Open letter to Fortune 500: Reevaluate relationships with companies silencing free speech
April 15, 2019
A coalition of advocacy and environmental nonprofits today sent an open letter to 500 of the biggest corporations in the U.S. asking them to reevaluate their relationships with companies silencing free speech. Signatories include Stand.earth, Rainforest Action Network, Sum of Us, Friends of the Earth, and Dogwood Alliance.
SAN FRANCISCO, CA — A coalition of advocacy and environmental nonprofits today sent an open letter to 500 of the biggest corporations in the U.S. asking them to reevaluate their relationships with companies silencing free speech. Signatories include Stand.earth, Rainforest Action Network, Sum of Us, Friends of the Earth, and Dogwood Alliance.
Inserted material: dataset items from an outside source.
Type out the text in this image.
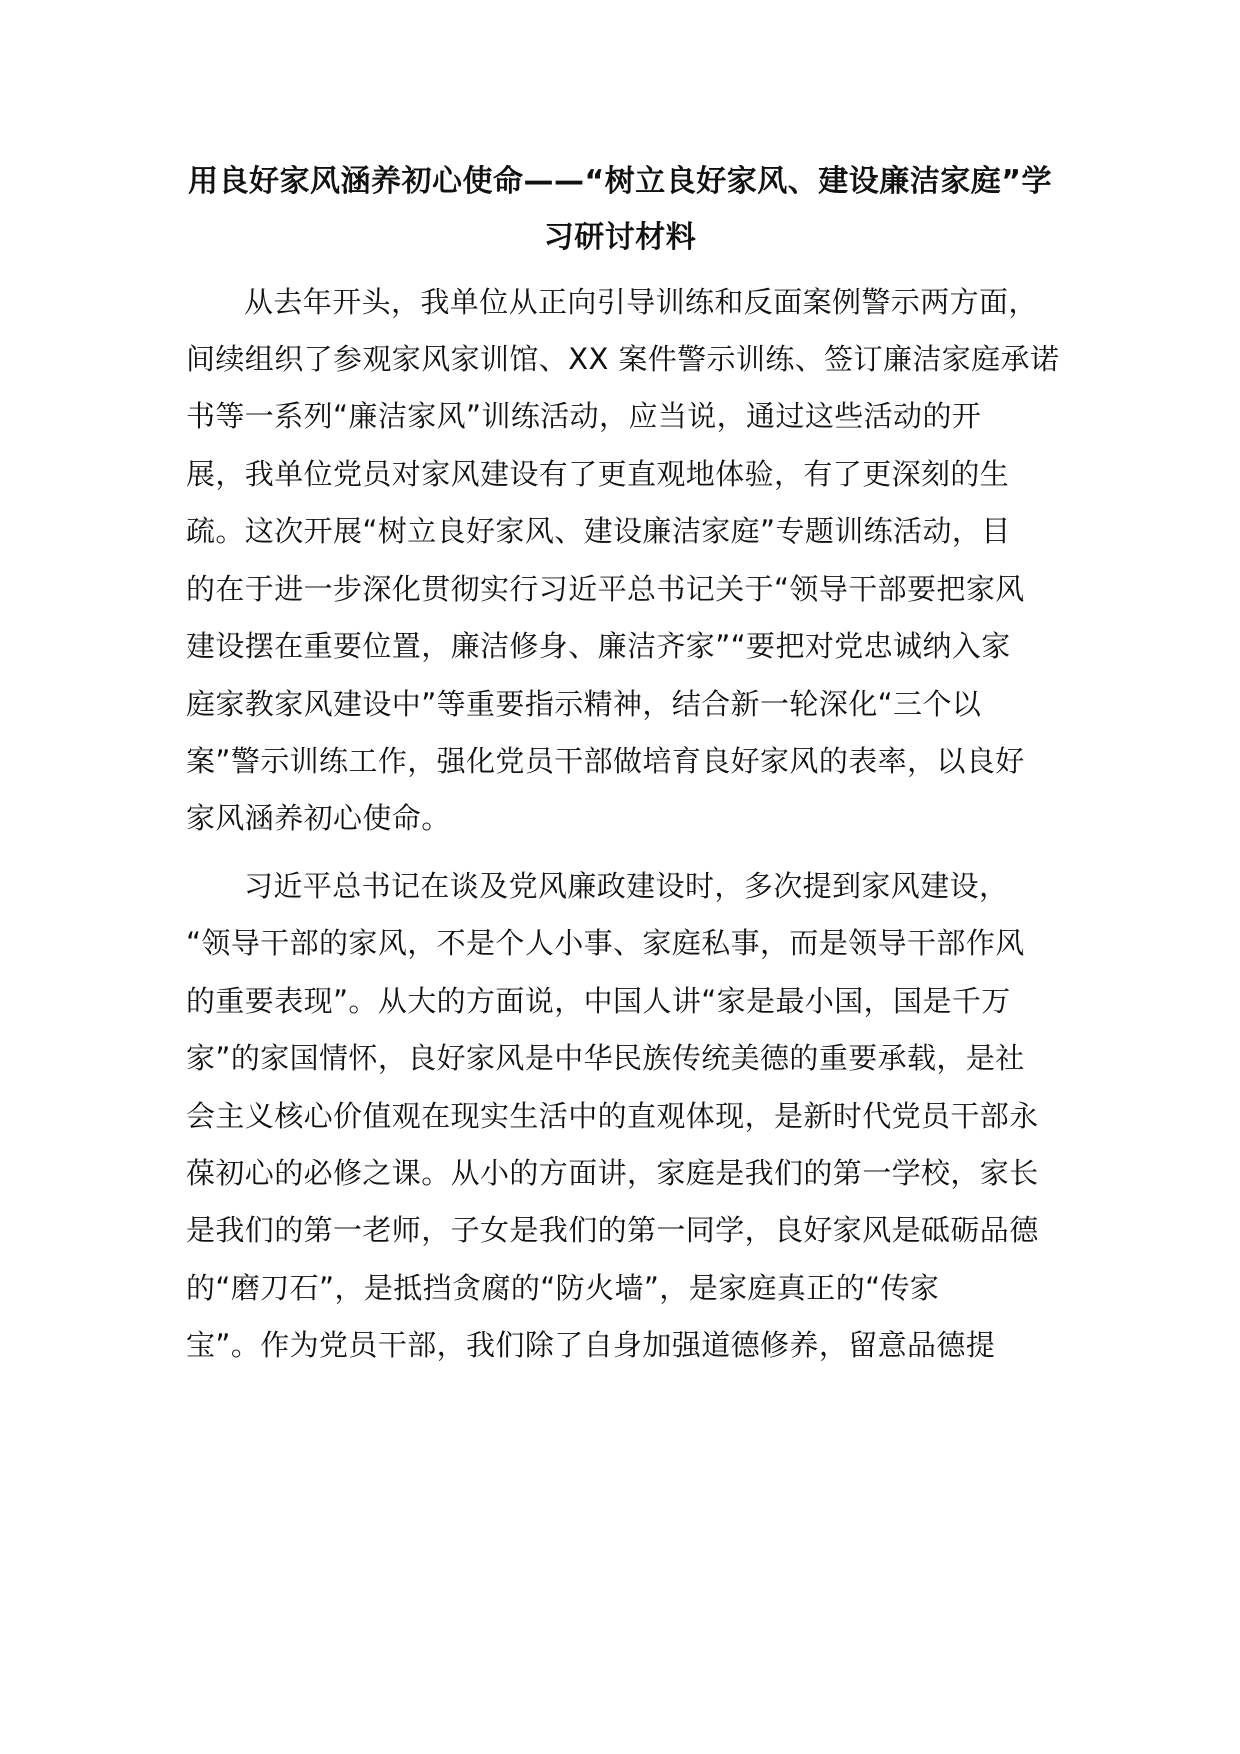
用良好家风涵养初心使命——“树立良好家风、建设廉洁家庭”学
习研讨材料
从去年开头，我单位从正向引导训练和反面案例警示两方面，
间续组织了参观家风家训馆、XX 案件警示训练、签订廉洁家庭承诺
书等一系列“廉洁家风”训练活动，应当说，通过这些活动的开
展，我单位党员对家风建设有了更直观地体验，有了更深刻的生
疏。这次开展“树立良好家风、建设廉洁家庭”专题训练活动，目
的在于进一步深化贯彻实行习近平总书记关于“领导干部要把家风
建设摆在重要位置，廉洁修身、廉洁齐家”“要把对党忠诚纳入家
庭家教家风建设中”等重要指示精神，结合新一轮深化“三个以
案”警示训练工作，强化党员干部做培育良好家风的表率，以良好
家风涵养初心使命。
习近平总书记在谈及党风廉政建设时，多次提到家风建设，
“领导干部的家风，不是个人小事、家庭私事，而是领导干部作风
的重要表现”。从大的方面说，中国人讲“家是最小国，国是千万
家”的家国情怀，良好家风是中华民族传统美德的重要承载，是社
会主义核心价值观在现实生活中的直观体现，是新时代党员干部永
葆初心的必修之课。从小的方面讲，家庭是我们的第一学校，家长
是我们的第一老师，子女是我们的第一同学，良好家风是砥砺品德
的“磨刀石”，是抵挡贪腐的“防火墙”，是家庭真正的“传家
宝”。作为党员干部，我们除了自身加强道德修养，留意品德提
Read the letter: https://www.stand.earth/blog/free-speech/resolutes-lawsuit/standearths-open-letter-fortune-500-resolute-forest-products
The letter details the bully lawsuits filed by Canadian logging company Resolute Forest Products against environmental groups including Stand.earth and Greenpeace, a failed intimidation tactic used in an attempt to silence critics of Resolute’s unsustainable forestry practices. Filed in May 2016, Resolute’s lawsuit has now been twice dismissed by federal judges in California.
“One lesson from these past two years is that Resolute is out of step with the commonly-held values of protecting free speech and common-sense environmental stewardship. The only way Resolute will treat the people and places that depend upon it fairly is if it receives a strong message from the marketplace,” said Todd Paglia, executive director, Stand.earth.
Stand.earth is specifically calling out Fortune 500 corporations in the tissue, newsprint, and coffee cup sectors — some of Resolute’s largest customers — to recognize how the logging company’s rogue actions are out of step with the sustainability initiatives and core values touted by many corporations in the Fortune 500.
The law firm representing Resolute — Kasowitz, Benson, and Torres, — is President Donald Trump’s go-to law firm, which he used to unsuccessfully sue a New York Times reporter for defamation more than a decade ago. More recently, the firm has pitched other Fortune 500 companies to file similar lawsuits to silence groups and individuals advocating for forest and climate protection. One corporation, Energy Transfer Partners, the owner of the Dakota Access Pipeline, filed a copycat lawsuit against pipeline opponents in federal court in North Dakota. That lawsuit was also dismissed.
“This legal strategy may be a good business proposition for the lawyers at Kasowitz, Benson and Torres, but it is anathema to the values of our country. Resolute spent millions on the lawsuit and in attorneys fees, engaged in creepy investigation tactics, became a free speech pariah, alienated customers, and distracted their senior staff. This is what failure looks like. For moral, reputational, and financial reasons, it is a path no one should follow,” said Paglia.